The most explosive section of the book was the conclusion that the Nanjing Massacre, which many historians have said that tens of thousands of Chinese civilians were killed in 1937 by the Japanese army for more than six weeks, was “rather” exaggerated. Or Chinese nationalists and later communist preachers.
Mr Scott Stokes told a Japanese news agency he was “shocked and horrified” by what he called the “evil way” in the book. He then reversed himself, issuing a statement through his publisher in which he effectively defended the offensive clause, calling the massacre an “incident.” In subsequent interviews he retreated, agreeing that “terrible events” had taken place in Nanking but that the Japanese were not the only ones responsible.
As recently as 2017, he was quoted as saying, “The notion that Nanking has been favored as a historical event, due to eyewitness reactions, is really difficult to sustain.” But he also called the atomic bombings of Hiroshima and Nagasaki “monstrous” by the United States, calling them “war crimes at a level that makes the alleged crimes of the Japanese in that war seem insignificant.”
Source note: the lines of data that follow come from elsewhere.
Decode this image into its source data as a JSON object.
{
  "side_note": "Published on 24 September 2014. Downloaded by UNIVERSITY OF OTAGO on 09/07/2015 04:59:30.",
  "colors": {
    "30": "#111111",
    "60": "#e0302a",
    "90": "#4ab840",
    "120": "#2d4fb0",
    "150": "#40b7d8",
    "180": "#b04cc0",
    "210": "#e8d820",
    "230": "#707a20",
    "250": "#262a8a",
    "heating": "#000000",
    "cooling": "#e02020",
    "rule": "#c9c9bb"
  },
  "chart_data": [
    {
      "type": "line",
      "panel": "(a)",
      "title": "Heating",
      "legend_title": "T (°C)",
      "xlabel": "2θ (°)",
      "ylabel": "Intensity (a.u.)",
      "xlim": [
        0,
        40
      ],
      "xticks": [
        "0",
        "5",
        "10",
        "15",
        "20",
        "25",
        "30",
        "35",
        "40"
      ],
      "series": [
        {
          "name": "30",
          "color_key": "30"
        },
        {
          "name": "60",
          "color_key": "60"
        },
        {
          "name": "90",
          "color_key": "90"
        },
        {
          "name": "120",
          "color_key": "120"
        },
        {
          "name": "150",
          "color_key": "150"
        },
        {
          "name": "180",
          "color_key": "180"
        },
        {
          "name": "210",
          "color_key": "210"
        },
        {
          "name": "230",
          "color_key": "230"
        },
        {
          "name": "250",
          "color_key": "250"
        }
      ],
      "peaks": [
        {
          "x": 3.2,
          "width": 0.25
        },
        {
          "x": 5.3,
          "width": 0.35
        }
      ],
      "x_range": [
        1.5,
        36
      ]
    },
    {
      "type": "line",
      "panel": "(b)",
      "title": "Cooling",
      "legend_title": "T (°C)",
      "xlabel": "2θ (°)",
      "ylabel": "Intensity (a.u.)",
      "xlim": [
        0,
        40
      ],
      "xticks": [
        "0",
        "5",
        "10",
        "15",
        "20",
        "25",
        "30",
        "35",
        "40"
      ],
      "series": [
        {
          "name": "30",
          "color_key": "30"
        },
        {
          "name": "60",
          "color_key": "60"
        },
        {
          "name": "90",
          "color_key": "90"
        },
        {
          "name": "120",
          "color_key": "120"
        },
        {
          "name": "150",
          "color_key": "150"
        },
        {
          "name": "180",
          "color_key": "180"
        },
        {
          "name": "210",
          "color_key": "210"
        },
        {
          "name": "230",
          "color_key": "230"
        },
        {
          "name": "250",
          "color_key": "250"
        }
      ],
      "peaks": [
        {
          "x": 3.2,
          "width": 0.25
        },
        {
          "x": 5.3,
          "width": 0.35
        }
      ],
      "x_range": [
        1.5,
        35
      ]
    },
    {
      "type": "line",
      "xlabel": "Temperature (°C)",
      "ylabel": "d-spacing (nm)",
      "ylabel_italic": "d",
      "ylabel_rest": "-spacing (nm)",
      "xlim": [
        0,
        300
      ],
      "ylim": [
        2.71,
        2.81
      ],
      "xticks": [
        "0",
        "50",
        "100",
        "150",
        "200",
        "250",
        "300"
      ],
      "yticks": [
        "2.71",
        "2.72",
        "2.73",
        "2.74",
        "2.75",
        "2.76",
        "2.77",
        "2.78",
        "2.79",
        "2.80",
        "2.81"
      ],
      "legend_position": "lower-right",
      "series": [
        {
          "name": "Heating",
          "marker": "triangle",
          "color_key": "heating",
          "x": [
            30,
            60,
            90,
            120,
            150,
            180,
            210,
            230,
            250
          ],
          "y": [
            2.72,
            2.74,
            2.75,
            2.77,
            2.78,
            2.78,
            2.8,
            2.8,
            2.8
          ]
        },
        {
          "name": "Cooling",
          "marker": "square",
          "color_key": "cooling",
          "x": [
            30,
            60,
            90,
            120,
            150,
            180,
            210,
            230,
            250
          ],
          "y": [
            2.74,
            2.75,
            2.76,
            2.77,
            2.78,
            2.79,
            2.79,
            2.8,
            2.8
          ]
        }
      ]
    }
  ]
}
“Henry was both talented and controversial,” said Bradley K. Martin, a former reporter for the Wall Street Journal and Asia Times, said: An obituary about Mr. Scott Stokes Published by Japan’s Foreign Correspondents Club. “I appreciate his willingness to reconsider his position if he concludes that he made a mistake, and to try to correct it.”
Henry Johnstone Morland Scott-Stokes (as an adult he rarely used a hyphen) was born on 15, 1938 in Glastonbury, Somerset, Southwest England. His parents were Quakers – his mother was a pacifist and his father, who served in both world wars, was a businessman.
After graduating from New College, Oxford, he joined The Financial Times in 1961 and moved to Tokyo three years later with his new wife, Charlotte. The marriage ended in divorce.
His second wife, Akiko Sugiyama, who served as his unofficial translator, died in addition to his son, a television talk-show host and commentator in Japan.
Mr. Scott Stokes also edited with Lee Jae-il about “The Kwangju Uprising: The Miracle of Asian Democracy Seen by the Western and Korean Press” (2000), a violent rejection of the popular uprising against an unelected South Korean government. In 1980.
In addition to writing books, he worked with artists Cristo and Jane Cloud to set up hundreds of giant umbrellas – about 20 feet tall and over 28 feet in diameter – in 1991 in Japan and California. The blue umbrellas went up. Near Tokyo, there are rice fields and yellow sprouts in the mountains of California. Mr. Scott Stokes was the project director in Japan.